Johnson will ab Montag wieder die Regierung führen

Ausland
24.04.2020 00:12

Großbritanniens Premier Boris Johnson will offenbar ab Montag wieder die Regierungsgeschäfte führen. Der 55-jährige Politiker wolle laut „Telegraph“ zum Wochenauftakt zu seinem Amtssitz in der Londoner Downing Street zurückkehren und habe bereits Besprechungen mit einzelnen Kabinettministern vereinbart.

Johnson war an Covid-19 erkrankt und Anfang April sogar auf die Intensivstation des St. Thomas‘ Hospital in London gebracht worden, nachdem sich sein Gesundheitszustand eineinhalb Wochen nach seiner Diagnose verschlechtert hatte. Am 12. April konnte er wieder aus dem Spital entlassen werden. Zwischendurch stand sein Leben angeblich auf Messers Schneide, wie Johnson selbst in einerm Video sagte.

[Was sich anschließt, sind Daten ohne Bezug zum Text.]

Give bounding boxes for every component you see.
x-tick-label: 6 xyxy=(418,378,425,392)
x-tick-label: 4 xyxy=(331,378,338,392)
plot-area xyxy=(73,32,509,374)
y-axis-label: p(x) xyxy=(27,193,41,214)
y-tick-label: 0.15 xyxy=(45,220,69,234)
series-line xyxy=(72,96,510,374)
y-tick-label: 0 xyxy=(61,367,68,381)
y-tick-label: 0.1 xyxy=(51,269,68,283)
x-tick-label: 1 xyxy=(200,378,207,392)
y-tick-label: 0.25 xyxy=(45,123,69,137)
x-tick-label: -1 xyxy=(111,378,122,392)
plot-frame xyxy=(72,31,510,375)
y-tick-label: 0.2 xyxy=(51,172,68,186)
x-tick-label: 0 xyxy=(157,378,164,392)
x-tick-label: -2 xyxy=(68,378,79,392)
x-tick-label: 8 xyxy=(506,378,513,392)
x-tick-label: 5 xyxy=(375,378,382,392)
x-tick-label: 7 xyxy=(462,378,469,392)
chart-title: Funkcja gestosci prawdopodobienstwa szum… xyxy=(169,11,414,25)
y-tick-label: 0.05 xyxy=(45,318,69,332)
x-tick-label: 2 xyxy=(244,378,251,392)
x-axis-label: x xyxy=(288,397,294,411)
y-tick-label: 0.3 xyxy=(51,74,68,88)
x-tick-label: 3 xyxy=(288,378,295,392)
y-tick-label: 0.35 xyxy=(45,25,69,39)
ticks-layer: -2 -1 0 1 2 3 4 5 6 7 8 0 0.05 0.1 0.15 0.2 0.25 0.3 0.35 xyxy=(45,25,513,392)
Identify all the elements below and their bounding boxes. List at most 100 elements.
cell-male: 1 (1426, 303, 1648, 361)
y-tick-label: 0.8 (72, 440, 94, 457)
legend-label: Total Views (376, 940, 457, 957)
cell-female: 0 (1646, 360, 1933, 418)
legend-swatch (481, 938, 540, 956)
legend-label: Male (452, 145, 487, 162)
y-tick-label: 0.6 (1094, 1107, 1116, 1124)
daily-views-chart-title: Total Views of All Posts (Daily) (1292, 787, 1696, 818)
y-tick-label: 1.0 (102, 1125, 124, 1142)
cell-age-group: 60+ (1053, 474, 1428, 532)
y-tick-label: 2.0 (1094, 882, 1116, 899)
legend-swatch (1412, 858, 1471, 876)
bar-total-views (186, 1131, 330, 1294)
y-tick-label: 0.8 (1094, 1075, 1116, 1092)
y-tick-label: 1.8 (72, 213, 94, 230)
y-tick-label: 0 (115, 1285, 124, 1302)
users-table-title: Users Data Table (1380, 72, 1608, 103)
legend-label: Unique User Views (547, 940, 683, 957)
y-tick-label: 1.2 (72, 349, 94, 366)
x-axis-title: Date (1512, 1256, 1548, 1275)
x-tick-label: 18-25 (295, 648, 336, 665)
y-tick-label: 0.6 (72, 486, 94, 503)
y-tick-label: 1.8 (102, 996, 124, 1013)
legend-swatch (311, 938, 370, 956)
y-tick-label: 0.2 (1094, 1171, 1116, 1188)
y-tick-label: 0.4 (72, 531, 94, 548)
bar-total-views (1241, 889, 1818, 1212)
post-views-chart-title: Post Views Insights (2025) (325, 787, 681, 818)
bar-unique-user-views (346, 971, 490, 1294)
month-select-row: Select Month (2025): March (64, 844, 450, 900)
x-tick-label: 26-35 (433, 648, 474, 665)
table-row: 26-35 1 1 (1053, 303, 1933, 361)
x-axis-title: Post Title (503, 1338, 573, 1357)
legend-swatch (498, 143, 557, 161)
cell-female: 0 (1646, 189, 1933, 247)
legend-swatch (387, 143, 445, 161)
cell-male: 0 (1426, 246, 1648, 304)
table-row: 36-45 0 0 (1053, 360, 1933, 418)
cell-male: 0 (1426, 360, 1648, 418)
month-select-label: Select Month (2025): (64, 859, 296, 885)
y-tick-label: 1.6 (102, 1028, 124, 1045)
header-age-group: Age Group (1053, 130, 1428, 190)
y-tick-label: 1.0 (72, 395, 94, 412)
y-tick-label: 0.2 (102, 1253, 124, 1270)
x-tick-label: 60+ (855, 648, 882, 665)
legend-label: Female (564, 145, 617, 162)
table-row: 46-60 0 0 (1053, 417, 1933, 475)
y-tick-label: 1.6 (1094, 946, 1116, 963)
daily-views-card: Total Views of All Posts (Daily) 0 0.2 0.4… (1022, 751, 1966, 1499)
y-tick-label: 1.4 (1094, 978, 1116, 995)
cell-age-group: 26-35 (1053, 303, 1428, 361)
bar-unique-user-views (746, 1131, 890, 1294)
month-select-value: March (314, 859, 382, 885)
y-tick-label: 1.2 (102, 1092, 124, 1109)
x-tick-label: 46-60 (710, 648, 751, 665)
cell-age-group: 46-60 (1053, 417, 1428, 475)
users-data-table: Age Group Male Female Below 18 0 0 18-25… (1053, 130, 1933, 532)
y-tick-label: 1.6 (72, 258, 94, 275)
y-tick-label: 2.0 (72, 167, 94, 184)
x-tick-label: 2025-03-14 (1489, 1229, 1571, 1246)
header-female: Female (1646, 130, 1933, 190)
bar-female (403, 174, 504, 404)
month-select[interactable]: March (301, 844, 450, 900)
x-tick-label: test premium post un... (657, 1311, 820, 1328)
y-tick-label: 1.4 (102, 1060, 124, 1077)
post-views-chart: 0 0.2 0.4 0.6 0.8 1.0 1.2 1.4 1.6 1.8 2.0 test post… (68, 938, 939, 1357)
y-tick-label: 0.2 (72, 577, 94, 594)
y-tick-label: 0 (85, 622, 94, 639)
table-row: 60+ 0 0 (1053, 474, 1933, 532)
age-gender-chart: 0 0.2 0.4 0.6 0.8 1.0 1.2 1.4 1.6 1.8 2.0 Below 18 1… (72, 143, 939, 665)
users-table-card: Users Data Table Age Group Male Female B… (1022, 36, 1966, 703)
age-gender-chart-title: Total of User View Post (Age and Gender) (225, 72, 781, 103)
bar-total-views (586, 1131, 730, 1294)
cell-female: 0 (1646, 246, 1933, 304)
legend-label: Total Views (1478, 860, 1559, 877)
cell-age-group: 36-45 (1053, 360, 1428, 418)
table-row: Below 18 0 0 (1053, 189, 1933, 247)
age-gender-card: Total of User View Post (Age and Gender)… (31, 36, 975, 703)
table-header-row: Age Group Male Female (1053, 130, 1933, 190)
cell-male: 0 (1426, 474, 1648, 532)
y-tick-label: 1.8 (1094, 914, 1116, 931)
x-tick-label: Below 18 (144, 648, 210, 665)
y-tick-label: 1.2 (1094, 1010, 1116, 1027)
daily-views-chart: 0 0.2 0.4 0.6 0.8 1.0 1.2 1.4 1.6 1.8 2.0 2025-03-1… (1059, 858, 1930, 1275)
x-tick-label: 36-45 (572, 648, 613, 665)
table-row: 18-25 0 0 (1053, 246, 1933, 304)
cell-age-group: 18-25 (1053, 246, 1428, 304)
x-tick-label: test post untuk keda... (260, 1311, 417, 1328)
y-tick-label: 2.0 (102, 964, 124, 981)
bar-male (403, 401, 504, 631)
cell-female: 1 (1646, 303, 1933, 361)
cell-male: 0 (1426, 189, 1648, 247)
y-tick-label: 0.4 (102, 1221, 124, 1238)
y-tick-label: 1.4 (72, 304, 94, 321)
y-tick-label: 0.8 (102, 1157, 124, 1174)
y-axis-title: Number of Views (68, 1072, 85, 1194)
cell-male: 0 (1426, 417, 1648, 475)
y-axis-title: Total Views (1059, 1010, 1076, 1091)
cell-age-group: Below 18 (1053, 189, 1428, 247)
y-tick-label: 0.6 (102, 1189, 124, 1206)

Ein kurzer öffentlicher Auftritt, der letzte vor der Einlieferung ins Spital: Johnson trat an seinem Amtssitz 10 Downing Street, an dem er sich selbst isolierte, vor die Tür, um dem medizinischen Personal des Landes zu applaudieren. (Bild: AP)
Ein kurzer öffentlicher Auftritt, der letzte vor der Einlieferung ins Spital: Johnson trat an seinem Amtssitz 10 Downing Street, an dem er sich selbst isolierte, vor die Tür, um dem medizinischen Personal des Landes zu applaudieren.
(Bild: ASSOCIATED PRESS)

Johnson schaltete sich auch von Landsitz in Regierungsgeschäfte ein
Während seines Aufenthalts im Krankenhaus und seiner Erholung in Checkers, dem Landsitz der britischen Regierung, führte Außenminister Dominic Raab die Regierung. Johnson schaltete sich aber auch von dort in die Regierungsgeschäft ein und gab Anweisungen. Nach Regierungsangaben vom vergangenen Samstag hatte er auch „einige Kontakte“ mit Kabinettsmitgliedern, es wurde aber nicht das Ausmaß genannt. Er halte sich an die Anweisungen seines Arztes, hieß es.

An Johnsons Seite auf dem Landsitz Chequers in der Nähe der Hauptstadt: seine schwangere Verlobte Carrie Symonds (Bild: ASSOCIATED PRESS)
An Johnsons Seite auf dem Landsitz Chequers in der Nähe der Hauptstadt: seine schwangere Verlobte Carrie Symonds

Dass sich Johnson wieder so schnell in die Regierungsgeschäfte einmischt, soll mit zunehmender Kritik an der Regierung bei der Bekämpfung der Pandemie zu tun haben. Nach einem Bericht der „Sunday Times“ war zu Beginn des Ausbruchs wochenlang der Ernst der Lage in Großbritannien nicht erkannt worden. Man habe sich stattdessen zu sehr auf den Brexit konzentriert.